Sunday, August 22, 2010

I have never been so scared in my life

Thursday was stressful. Preparing for surgery Friday, my nerves were already on edge. But poor planning on my part created the scariest 2 hours of my life.

Thursday started off normal enough. Got up, went through the normal routine. But right before I dropped Evan off at school I realized I had left my cell phone at home and so had he. With the morning school traffic, there was NO WAY I was going back to the house to get it. We laughed about it. I told him to call my work number when he got home. Since he walks home every day, he is supposed to call me the minute he walks through the door. Well, 3:05 rolled around. No call. So I started calling the house. Nothing. No answer. By 3:30 I was in a complete panic. I work about 45 minutes away, so I called my parents to go check out my house. They did. The front door was unlocked. The dog was still in his kennell. No backpack to be seen. They started driving around the neighborhood. No one had seen him. I didn't call Mike - I knew this would all be resolved and he would have left work for nothing. By 4:00, I couldn't stay at work anymore. I flew home. It took 30 minutes - but I was home by 4:30. I grabbed my cell phone and checked messages. There was one - from my sister-in-law. Then I saw the texts.

I had one from Mike to call Evan at a number I didn't recognize. He had gone home with a friend. But Mike didn't know I had left my cell phone at home... Evan had gotten permission, but the info never got to me.

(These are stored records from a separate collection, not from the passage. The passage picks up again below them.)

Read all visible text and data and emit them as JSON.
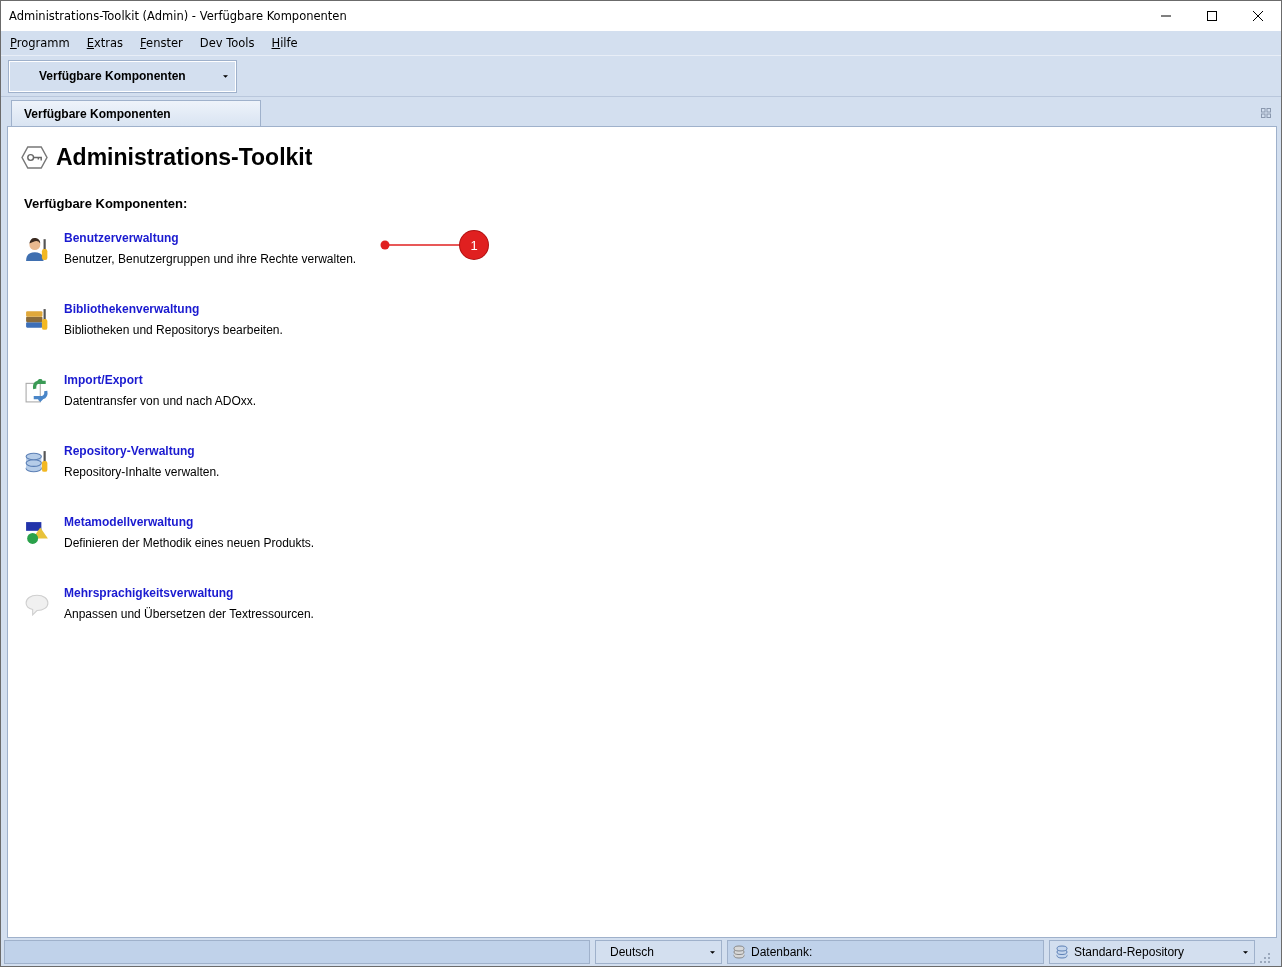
{
  "window": {
    "title": "Administrations-Toolkit (Admin) - Verfügbare Komponenten"
  },
  "menu": [
    {
      "label": "Programm",
      "underline_first": true
    },
    {
      "label": "Extras",
      "underline_first": true
    },
    {
      "label": "Fenster",
      "underline_first": true
    },
    {
      "label": "Dev Tools",
      "underline_first": false
    },
    {
      "label": "Hilfe",
      "underline_first": true
    }
  ],
  "toolbar": {
    "dropdown": "Verfügbare Komponenten"
  },
  "tabs": [
    {
      "label": "Verfügbare Komponenten",
      "selected": true
    }
  ],
  "page": {
    "title": "Administrations-Toolkit",
    "section": "Verfügbare Komponenten:",
    "components": [
      {
        "kind": "user",
        "name": "Benutzerverwaltung",
        "description": "Benutzer, Benutzergruppen und ihre Rechte verwalten.",
        "callout": "1"
      },
      {
        "kind": "library",
        "name": "Bibliothekenverwaltung",
        "description": "Bibliotheken und Repositorys bearbeiten."
      },
      {
        "kind": "import",
        "name": "Import/Export",
        "description": "Datentransfer von und nach ADOxx."
      },
      {
        "kind": "repository",
        "name": "Repository-Verwaltung",
        "description": "Repository-Inhalte verwalten."
      },
      {
        "kind": "metamodel",
        "name": "Metamodellverwaltung",
        "description": "Definieren der Methodik eines neuen Produkts."
      },
      {
        "kind": "language",
        "name": "Mehrsprachigkeitsverwaltung",
        "description": "Anpassen und Übersetzen der Textressourcen."
      }
    ]
  },
  "status_bar": {
    "language": "Deutsch",
    "database": "Datenbank:",
    "repository": "Standard-Repository"
  }
}
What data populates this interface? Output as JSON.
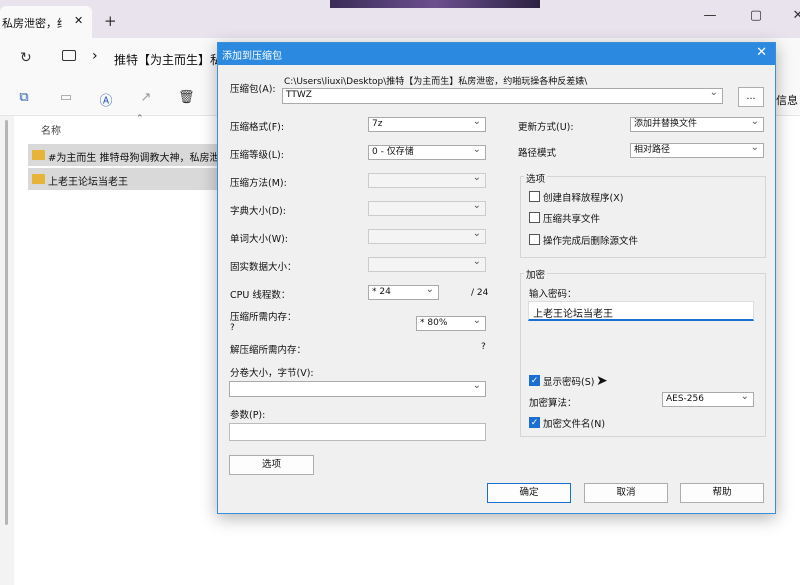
{
  "browser": {
    "tab_title": "私房泄密，约",
    "new_tab": "+",
    "breadcrumb": "推特【为主而生】私",
    "sep": "›"
  },
  "explorer": {
    "column_name": "名称",
    "info": "信息",
    "items": [
      "#为主而生 推特母狗调教大神，私房泄",
      "上老王论坛当老王"
    ]
  },
  "dialog": {
    "title": "添加到压缩包",
    "archive_label": "压缩包(A):",
    "archive_path": "C:\\Users\\liuxi\\Desktop\\推特【为主而生】私房泄密，约啪玩操各种反差婊\\",
    "archive_name": "TTWZ",
    "browse": "...",
    "left": [
      {
        "label": "压缩格式(F):",
        "value": "7z"
      },
      {
        "label": "压缩等级(L):",
        "value": "0 - 仅存储"
      },
      {
        "label": "压缩方法(M):",
        "value": ""
      },
      {
        "label": "字典大小(D):",
        "value": ""
      },
      {
        "label": "单词大小(W):",
        "value": ""
      },
      {
        "label": "固实数据大小：",
        "value": ""
      }
    ],
    "cpu_label": "CPU 线程数：",
    "cpu_value": "* 24",
    "cpu_total": "/ 24",
    "mem_label": "压缩所需内存：",
    "mem_q": "?",
    "mem_value": "* 80%",
    "dmem_label": "解压缩所需内存：",
    "dmem_q": "?",
    "split_label": "分卷大小，字节(V):",
    "params_label": "参数(P):",
    "options_btn": "选项",
    "update_label": "更新方式(U):",
    "update_value": "添加并替换文件",
    "path_label": "路径模式",
    "path_value": "相对路径",
    "opt_group": "选项",
    "opts": [
      "创建自释放程序(X)",
      "压缩共享文件",
      "操作完成后删除源文件"
    ],
    "enc_group": "加密",
    "pwd_label": "输入密码：",
    "pwd_value": "上老王论坛当老王",
    "show_pwd": "显示密码(S)",
    "alg_label": "加密算法：",
    "alg_value": "AES-256",
    "enc_names": "加密文件名(N)",
    "ok": "确定",
    "cancel": "取消",
    "help": "帮助"
  }
}
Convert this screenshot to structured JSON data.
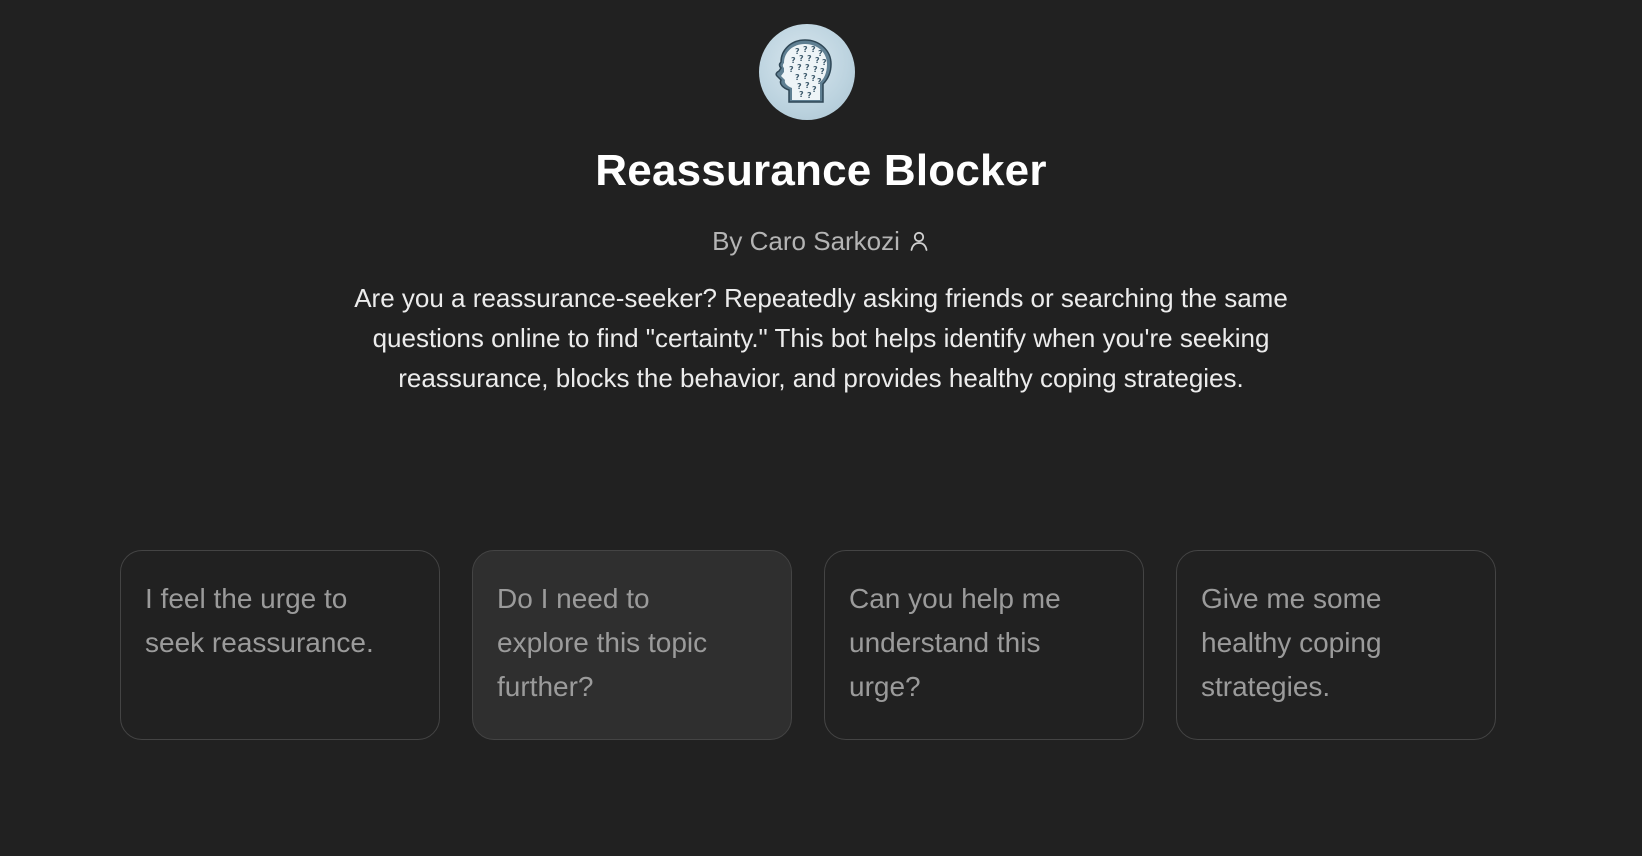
{
  "gpt": {
    "avatar_icon": "head-question-marks-icon",
    "title": "Reassurance Blocker",
    "byline": "By Caro Sarkozi",
    "description": "Are you a reassurance-seeker? Repeatedly asking friends or searching the same questions online to find \"certainty.\" This bot helps identify when you're seeking reassurance, blocks the behavior, and provides healthy coping strategies."
  },
  "starters": [
    {
      "label": "I feel the urge to seek reassurance."
    },
    {
      "label": "Do I need to explore this topic further?"
    },
    {
      "label": "Can you help me understand this urge?"
    },
    {
      "label": "Give me some healthy coping strategies."
    }
  ],
  "colors": {
    "background": "#212121",
    "title": "#ffffff",
    "byline": "#b4b4b4",
    "card_border": "#444444",
    "card_text": "#9b9b9b",
    "card_hover_bg": "#2f2f2f"
  }
}
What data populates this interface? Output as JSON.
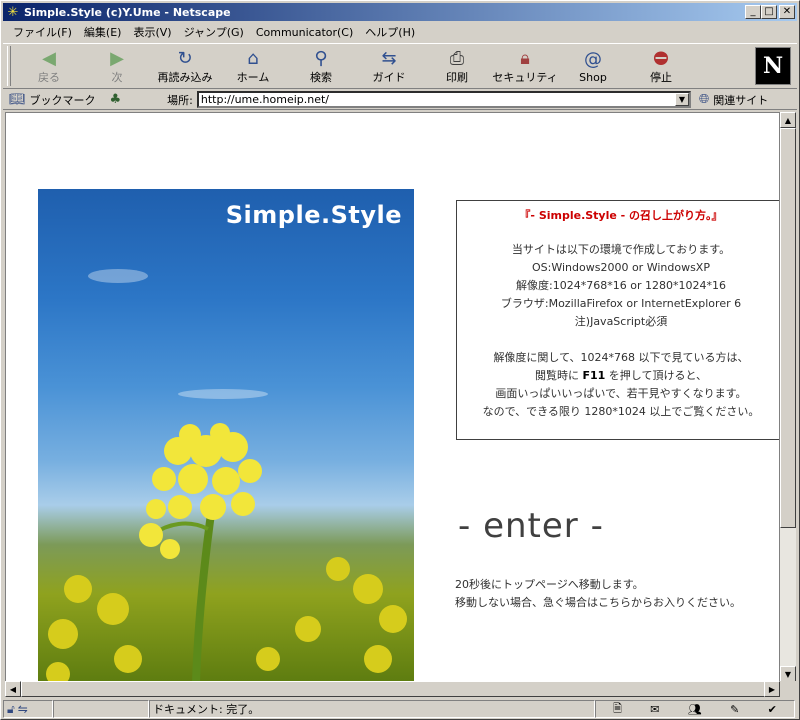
{
  "window": {
    "title": "Simple.Style (c)Y.Ume - Netscape"
  },
  "menu": [
    "ファイル(F)",
    "編集(E)",
    "表示(V)",
    "ジャンプ(G)",
    "Communicator(C)",
    "ヘルプ(H)"
  ],
  "toolbar": {
    "back": "戻る",
    "forward": "次",
    "reload": "再読み込み",
    "home": "ホーム",
    "search": "検索",
    "guide": "ガイド",
    "print": "印刷",
    "security": "セキュリティ",
    "shop": "Shop",
    "stop": "停止",
    "logo": "N"
  },
  "location": {
    "bookmarks": "ブックマーク",
    "label": "場所:",
    "url": "http://ume.homeip.net/",
    "related": "関連サイト"
  },
  "page": {
    "hero_title": "Simple.Style",
    "info": {
      "title": "『- Simple.Style - の召し上がり方。』",
      "line1": "当サイトは以下の環境で作成しております。",
      "line2": "OS:Windows2000 or WindowsXP",
      "line3": "解像度:1024*768*16 or 1280*1024*16",
      "line4": "ブラウザ:MozillaFirefox or InternetExplorer 6",
      "line5": "注)JavaScript必須",
      "line6": "解像度に関して、1024*768 以下で見ている方は、",
      "line7a": "閲覧時に ",
      "line7key": "F11",
      "line7b": " を押して頂けると、",
      "line8": "画面いっぱいいっぱいで、若干見やすくなります。",
      "line9": "なので、できる限り 1280*1024 以上でご覧ください。"
    },
    "enter": "- enter -",
    "redirect_line1": "20秒後にトップページへ移動します。",
    "redirect_line2": "移動しない場合、急ぐ場合はこちらからお入りください。"
  },
  "status": {
    "text": "ドキュメント: 完了。"
  }
}
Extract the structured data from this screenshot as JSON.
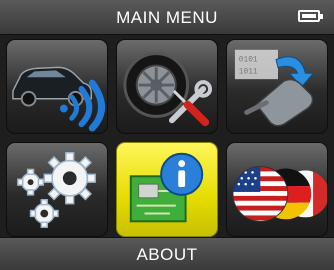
{
  "header": {
    "title": "MAIN MENU",
    "battery_level": 0.85
  },
  "menu": {
    "items": [
      {
        "id": "sensor-activation",
        "icon": "car-sensor-signal-icon"
      },
      {
        "id": "service-tools",
        "icon": "tire-tools-icon"
      },
      {
        "id": "programming",
        "icon": "sensor-programming-icon"
      },
      {
        "id": "settings",
        "icon": "gears-icon"
      },
      {
        "id": "about",
        "icon": "info-circuit-icon"
      },
      {
        "id": "language",
        "icon": "flags-icon"
      }
    ],
    "selected_index": 4
  },
  "footer": {
    "label": "ABOUT"
  },
  "colors": {
    "selected_tile": "#e8e000",
    "tile_dark": "#2b2b2b",
    "accent_blue": "#1f7bd6"
  }
}
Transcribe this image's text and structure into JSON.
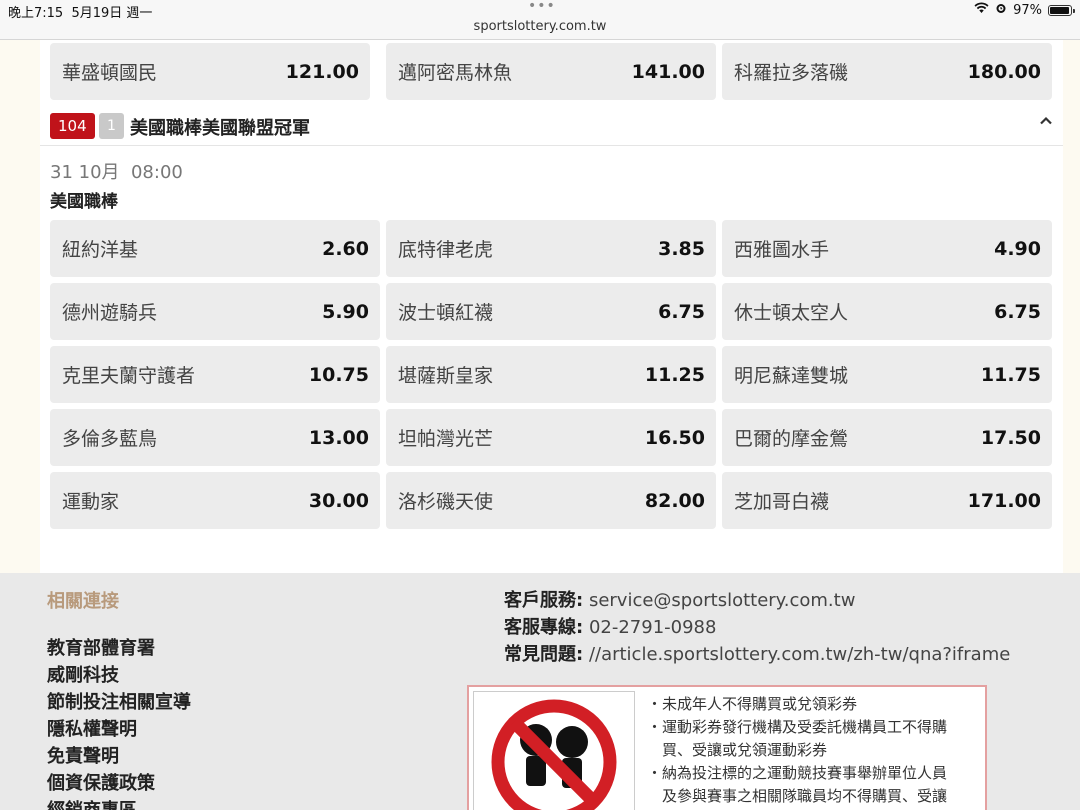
{
  "status": {
    "time": "晚上7:15  5月19日 週一",
    "url": "sportslottery.com.tw",
    "battery": "97%",
    "battery_level": 0.97
  },
  "top_row": [
    {
      "name": "華盛頓國民",
      "odds": "121.00"
    },
    {
      "name": "邁阿密馬林魚",
      "odds": "141.00"
    },
    {
      "name": "科羅拉多落磯",
      "odds": "180.00"
    }
  ],
  "market": {
    "id_badge": "104",
    "count_badge": "1",
    "title": "美國職棒美國聯盟冠軍",
    "date": "31 10月  08:00",
    "league": "美國職棒",
    "selections": [
      {
        "name": "紐約洋基",
        "odds": "2.60"
      },
      {
        "name": "底特律老虎",
        "odds": "3.85"
      },
      {
        "name": "西雅圖水手",
        "odds": "4.90"
      },
      {
        "name": "德州遊騎兵",
        "odds": "5.90"
      },
      {
        "name": "波士頓紅襪",
        "odds": "6.75"
      },
      {
        "name": "休士頓太空人",
        "odds": "6.75"
      },
      {
        "name": "克里夫蘭守護者",
        "odds": "10.75"
      },
      {
        "name": "堪薩斯皇家",
        "odds": "11.25"
      },
      {
        "name": "明尼蘇達雙城",
        "odds": "11.75"
      },
      {
        "name": "多倫多藍鳥",
        "odds": "13.00"
      },
      {
        "name": "坦帕灣光芒",
        "odds": "16.50"
      },
      {
        "name": "巴爾的摩金鶯",
        "odds": "17.50"
      },
      {
        "name": "運動家",
        "odds": "30.00"
      },
      {
        "name": "洛杉磯天使",
        "odds": "82.00"
      },
      {
        "name": "芝加哥白襪",
        "odds": "171.00"
      }
    ]
  },
  "footer": {
    "links_title": "相關連接",
    "links": [
      "教育部體育署",
      "威剛科技",
      "節制投注相關宣導",
      "隱私權聲明",
      "免責聲明",
      "個資保護政策",
      "經銷商專區"
    ],
    "contact": [
      {
        "label": "客戶服務:",
        "value": "service@sportslottery.com.tw"
      },
      {
        "label": "客服專線:",
        "value": "02-2791-0988"
      },
      {
        "label": "常見問題:",
        "value": "//article.sportslottery.com.tw/zh-tw/qna?iframe"
      }
    ],
    "notice_lines": [
      "・未成年人不得購買或兌領彩券",
      "・運動彩券發行機構及受委託機構員工不得購",
      "　買、受讓或兌領運動彩券",
      "・納為投注標的之運動競技賽事舉辦單位人員",
      "　及參與賽事之相關隊職員均不得購買、受讓"
    ]
  },
  "colors": {
    "accent_red": "#c0131a",
    "footer_title": "#b89a7c",
    "cell_bg": "#ececec"
  }
}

When he got home I hugged and kissed him like never before. I think my blood pressure is still a little higher than it should be.

Next time I forget my phone, I don't care if I'm half way to work. I will go back and get it.

Tuesday, August 17, 2010

I know what is best for me

The past year and a half I've had to make a lot of decisions. Mostly with input from my doctors. My mom has had breast cancer, and so has one of my dearest friends. Both had a different kind of treatment than I did. But when I have questions that they can relate to, I go to them. Don't get me wrong - I don't mind talking to people about what it has been like and the choices I have made. I don't mind people saying "If I was in that situation, I think I would x, y, z." But. When I want an opinion, I will NOT be asking a person who has not been through this. And if I'm not asking you, that probably means I don't want your opinion.
Here's the latest example. Friday I will have my tissue expanders removed and REAL, NORMAL, BREAST-SHAPED implants put in. So my latest decision is saline? or silicone? I researched it. I thought about it. I asked my friend that has saline. We discussed. I decided on silicone. Why? Well, since I've had a mastectomy, I have no breast tissue to cover the implant. So if I go saline, it will literally be like having 2 bags of water on my chest. How do I know? My friend and I discussed. Silicone will be more "natural" looking/feeling. At this point, looks and feeling mean a lot. And I understand the risks of leaking. I do. But silicone implants have come a LONG way from the 70's and 80's where they were a real danger.
But back to the point. Again, I don't mind talking about all this stuff. Hell, I don't mind showing what they look like now if anyone is curious. But when I started letting people know that I was having surgery on Friday, the questions started. "What are you going with?" And when I give the answer....holy cow. People feel free to start giving opinions and trying to scare me to death about the choices I've made. The only thing I can compare it to is when you are pregnant and strangers feel free to give advice. And I'm starting to feel like a woman that is 11 months pregant and pissed off! And soon, very soon, I'm going to stop being polite.

Thursday, August 12, 2010

The guts of destruction

What did I do after packing Evan off for his first day 6th grade? And also, his second day?

BEFORE:


This is the crap I pulled out before I remembered "before" pics.
AFTER:

Why, yes, that is a steel trap in the floor by his bed. He found it at his great-grandfather's house this summer and HAD to have it. Pawpaw was a hunter/trapper/farmer/fisherman and all around enemy to any animal that could be eaten or that threatened his crops. But he loved his family with a love that was known to all.

The Before pictures. That's what happens when I let things slide for any period of time. Guess that won't be happening again. Now, off to tackle one of MY closets.